K-Wu / pytorch-direct_dgl

PyTorch-Direct code on top of PyTorch-1.8.0nightly (e152ca5) for Large Graph Convolutional Network Training with GPU-Oriented Data Communication Architecture (accepted by PVLDB)
https://arxiv.org/abs/2103.03330
46 stars 5 forks source link

Hello, why is it displayed that unified cannot be recognized #2

Open SC1114 opened 1 year ago

SC1114 commented 1 year ago

Using backend: pytorch Process SpawnProcess-1:Traceback (most recent call last):File "/home/csarch/anaconda3/lib/python3.8/multiprocessing/process.py", line 315,in bootstrapself.run() File "/home/csarch/anaconda3/lib/python3.8/multiprocessing/process.py", line 108, in runself. target(*self. args,**self. kwargs)File "/home/csarch/pytorch-direct/dgl/examples/pytorch/graphsage/train _sampling_pytorch direct.py", line 124, in producertrain nfeat = train nfeat.to(device="unified")RuntimeError: Expected one of cpu, cuda, xpu, mkldnn, opengl, opencl, ideep, hipmsnpu, mlc, xla, vulkan, meta, hpu device type at start of device string: unified

K-Wu commented 1 year ago

Hello,

Could you please check if you have installed the modified PyTorch we provided as a submodule at https://github.com/K-Wu/pytorch-direct/tree/ec7bdb5389ed8c9724bf257267709e43bbb4325c?

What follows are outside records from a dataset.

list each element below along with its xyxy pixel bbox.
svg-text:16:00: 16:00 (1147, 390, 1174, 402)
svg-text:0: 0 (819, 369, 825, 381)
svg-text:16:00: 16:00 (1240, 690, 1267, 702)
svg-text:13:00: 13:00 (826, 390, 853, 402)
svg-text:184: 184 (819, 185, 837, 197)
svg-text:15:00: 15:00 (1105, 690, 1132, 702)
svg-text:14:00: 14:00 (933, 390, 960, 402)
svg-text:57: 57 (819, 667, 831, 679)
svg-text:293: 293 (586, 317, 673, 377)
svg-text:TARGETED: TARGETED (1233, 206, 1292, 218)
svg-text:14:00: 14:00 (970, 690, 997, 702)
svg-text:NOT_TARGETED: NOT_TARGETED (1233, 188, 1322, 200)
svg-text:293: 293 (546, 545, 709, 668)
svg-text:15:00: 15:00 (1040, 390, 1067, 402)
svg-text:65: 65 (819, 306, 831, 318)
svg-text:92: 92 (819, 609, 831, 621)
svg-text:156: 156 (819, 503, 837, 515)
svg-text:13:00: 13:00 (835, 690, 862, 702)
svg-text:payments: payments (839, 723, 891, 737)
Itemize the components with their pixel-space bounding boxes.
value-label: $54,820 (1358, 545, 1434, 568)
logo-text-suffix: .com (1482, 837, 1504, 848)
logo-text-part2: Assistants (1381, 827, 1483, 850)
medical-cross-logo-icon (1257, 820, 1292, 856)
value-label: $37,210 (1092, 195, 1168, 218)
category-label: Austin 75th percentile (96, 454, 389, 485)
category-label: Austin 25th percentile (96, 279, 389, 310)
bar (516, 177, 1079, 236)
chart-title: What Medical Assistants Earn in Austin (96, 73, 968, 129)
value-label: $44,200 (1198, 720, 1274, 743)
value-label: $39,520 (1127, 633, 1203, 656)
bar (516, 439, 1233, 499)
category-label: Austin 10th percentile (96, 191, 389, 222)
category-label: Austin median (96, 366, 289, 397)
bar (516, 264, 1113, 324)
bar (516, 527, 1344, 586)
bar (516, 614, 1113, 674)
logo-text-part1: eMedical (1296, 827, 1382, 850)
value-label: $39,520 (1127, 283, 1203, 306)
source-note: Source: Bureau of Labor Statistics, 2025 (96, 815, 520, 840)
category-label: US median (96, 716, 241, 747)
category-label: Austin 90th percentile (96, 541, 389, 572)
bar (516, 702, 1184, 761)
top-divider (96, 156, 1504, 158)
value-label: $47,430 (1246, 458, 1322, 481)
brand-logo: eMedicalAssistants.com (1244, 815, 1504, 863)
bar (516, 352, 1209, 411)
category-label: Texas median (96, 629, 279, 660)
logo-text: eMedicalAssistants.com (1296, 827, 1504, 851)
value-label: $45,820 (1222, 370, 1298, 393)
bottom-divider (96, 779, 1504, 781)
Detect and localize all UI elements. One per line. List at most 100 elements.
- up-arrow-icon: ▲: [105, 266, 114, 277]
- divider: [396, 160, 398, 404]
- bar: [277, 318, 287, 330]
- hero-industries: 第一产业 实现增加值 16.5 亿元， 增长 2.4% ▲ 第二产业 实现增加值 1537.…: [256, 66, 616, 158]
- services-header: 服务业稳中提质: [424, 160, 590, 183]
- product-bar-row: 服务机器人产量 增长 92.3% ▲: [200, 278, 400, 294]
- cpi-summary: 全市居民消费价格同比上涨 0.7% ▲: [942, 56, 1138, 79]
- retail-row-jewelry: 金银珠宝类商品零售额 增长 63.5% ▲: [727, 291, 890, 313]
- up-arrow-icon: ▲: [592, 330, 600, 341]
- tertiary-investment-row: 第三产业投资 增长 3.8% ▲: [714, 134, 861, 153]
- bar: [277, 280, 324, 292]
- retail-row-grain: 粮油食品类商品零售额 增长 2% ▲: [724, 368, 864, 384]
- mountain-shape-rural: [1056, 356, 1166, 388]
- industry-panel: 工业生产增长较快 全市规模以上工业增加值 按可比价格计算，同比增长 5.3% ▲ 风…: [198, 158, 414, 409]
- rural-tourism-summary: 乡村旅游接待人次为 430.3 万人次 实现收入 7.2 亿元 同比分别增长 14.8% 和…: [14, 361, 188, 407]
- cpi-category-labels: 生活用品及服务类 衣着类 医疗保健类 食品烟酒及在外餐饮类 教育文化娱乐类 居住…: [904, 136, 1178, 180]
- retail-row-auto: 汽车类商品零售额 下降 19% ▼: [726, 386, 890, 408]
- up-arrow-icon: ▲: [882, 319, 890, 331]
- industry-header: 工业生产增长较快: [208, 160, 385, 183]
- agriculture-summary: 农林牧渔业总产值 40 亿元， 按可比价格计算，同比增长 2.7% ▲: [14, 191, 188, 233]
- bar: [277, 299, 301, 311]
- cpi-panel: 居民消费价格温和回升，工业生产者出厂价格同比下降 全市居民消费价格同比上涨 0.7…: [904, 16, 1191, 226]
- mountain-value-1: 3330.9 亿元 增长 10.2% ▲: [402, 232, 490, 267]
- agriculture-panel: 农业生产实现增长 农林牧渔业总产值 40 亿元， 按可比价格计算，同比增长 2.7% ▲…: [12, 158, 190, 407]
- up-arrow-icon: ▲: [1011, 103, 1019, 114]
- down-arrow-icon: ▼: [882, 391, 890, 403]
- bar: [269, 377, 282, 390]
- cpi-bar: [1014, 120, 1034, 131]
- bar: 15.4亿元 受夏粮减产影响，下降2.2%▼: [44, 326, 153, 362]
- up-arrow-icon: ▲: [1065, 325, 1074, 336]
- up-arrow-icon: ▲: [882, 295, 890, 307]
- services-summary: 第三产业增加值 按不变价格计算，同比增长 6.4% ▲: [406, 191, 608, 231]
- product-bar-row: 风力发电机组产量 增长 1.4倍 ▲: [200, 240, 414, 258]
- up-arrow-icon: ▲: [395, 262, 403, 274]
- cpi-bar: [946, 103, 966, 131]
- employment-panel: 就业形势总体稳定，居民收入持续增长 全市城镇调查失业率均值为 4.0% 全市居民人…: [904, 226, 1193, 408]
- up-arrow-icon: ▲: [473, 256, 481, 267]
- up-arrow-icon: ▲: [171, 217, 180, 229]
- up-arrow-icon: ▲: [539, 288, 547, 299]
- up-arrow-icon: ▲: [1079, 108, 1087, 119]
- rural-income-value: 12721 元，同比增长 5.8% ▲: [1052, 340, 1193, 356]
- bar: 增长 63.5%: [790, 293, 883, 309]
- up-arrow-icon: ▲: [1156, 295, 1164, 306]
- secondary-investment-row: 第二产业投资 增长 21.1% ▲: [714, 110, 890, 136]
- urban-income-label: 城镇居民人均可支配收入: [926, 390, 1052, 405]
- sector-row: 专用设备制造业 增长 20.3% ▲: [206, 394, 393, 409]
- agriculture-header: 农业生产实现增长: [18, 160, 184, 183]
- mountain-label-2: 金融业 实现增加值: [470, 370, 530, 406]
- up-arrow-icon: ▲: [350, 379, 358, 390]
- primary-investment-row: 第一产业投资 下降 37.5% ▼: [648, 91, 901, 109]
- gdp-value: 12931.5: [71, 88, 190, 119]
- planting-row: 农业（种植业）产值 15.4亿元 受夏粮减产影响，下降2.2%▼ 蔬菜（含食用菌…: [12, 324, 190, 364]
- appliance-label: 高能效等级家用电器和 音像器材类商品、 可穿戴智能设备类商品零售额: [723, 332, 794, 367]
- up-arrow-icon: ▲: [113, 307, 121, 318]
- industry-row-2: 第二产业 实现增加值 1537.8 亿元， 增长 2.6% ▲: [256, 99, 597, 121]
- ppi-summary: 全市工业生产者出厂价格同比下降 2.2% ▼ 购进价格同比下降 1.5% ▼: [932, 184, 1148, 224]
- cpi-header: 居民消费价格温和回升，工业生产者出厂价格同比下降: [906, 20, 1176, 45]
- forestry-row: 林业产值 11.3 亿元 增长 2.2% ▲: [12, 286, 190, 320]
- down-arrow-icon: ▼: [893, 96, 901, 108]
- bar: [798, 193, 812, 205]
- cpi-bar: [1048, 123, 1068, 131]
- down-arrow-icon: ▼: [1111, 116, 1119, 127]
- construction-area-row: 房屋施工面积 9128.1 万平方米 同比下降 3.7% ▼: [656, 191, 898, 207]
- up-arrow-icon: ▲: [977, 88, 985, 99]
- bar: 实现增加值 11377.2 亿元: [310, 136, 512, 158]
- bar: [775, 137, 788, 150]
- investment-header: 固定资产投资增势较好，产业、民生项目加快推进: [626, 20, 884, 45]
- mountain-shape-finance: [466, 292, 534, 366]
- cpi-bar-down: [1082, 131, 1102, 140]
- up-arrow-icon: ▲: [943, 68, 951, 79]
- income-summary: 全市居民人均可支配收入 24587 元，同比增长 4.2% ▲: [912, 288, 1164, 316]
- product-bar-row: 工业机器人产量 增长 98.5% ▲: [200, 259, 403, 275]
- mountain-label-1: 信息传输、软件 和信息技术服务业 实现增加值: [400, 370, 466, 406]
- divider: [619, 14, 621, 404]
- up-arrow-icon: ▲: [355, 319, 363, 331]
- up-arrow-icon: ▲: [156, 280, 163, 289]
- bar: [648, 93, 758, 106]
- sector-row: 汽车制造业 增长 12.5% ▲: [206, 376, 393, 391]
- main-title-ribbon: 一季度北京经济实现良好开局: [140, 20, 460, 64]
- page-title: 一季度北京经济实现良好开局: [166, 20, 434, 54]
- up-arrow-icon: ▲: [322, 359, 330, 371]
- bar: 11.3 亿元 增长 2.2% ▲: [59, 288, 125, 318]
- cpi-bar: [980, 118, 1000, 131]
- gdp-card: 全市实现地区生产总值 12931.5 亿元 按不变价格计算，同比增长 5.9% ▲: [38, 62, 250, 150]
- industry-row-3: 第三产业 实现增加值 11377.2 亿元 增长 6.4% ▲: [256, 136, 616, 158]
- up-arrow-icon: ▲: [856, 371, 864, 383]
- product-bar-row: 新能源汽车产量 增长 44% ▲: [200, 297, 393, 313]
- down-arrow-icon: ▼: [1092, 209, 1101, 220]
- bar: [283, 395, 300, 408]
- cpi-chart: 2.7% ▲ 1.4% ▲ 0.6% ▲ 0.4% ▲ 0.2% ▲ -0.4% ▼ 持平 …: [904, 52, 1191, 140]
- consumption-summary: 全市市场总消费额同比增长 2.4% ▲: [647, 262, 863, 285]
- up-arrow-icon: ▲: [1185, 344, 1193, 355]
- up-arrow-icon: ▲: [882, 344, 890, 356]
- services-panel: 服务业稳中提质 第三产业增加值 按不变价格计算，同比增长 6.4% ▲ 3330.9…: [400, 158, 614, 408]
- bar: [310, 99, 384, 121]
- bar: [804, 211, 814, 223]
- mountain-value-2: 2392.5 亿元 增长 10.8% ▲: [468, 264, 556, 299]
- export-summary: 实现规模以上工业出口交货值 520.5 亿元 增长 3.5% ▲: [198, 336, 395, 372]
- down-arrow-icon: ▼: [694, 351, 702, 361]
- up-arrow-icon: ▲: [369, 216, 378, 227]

If you are not sure about that, please tell us what you see when you import PyTorch and print its version number in an interactive shell.

Thank you.

SC1114 commented 1 year ago

Hi, I saw that can use the UnifiedTensor by using uva for the --graph-device (for the graph structure like CSR) and --data-device (for the node feature tensor) arguments. . What is the specific operation? Can you provide an example?Thank you so much!

K-Wu commented 1 year ago

If you are talking about the DGL UVA optimization since v0.8 detailed here https://github.com/dmlc/dgl/releases/tag/0.8.0, you need to refer to the DGL documentation because that was implemented from scratch and was independent from the prototype we made available here. I personally didn't have a chance to use that.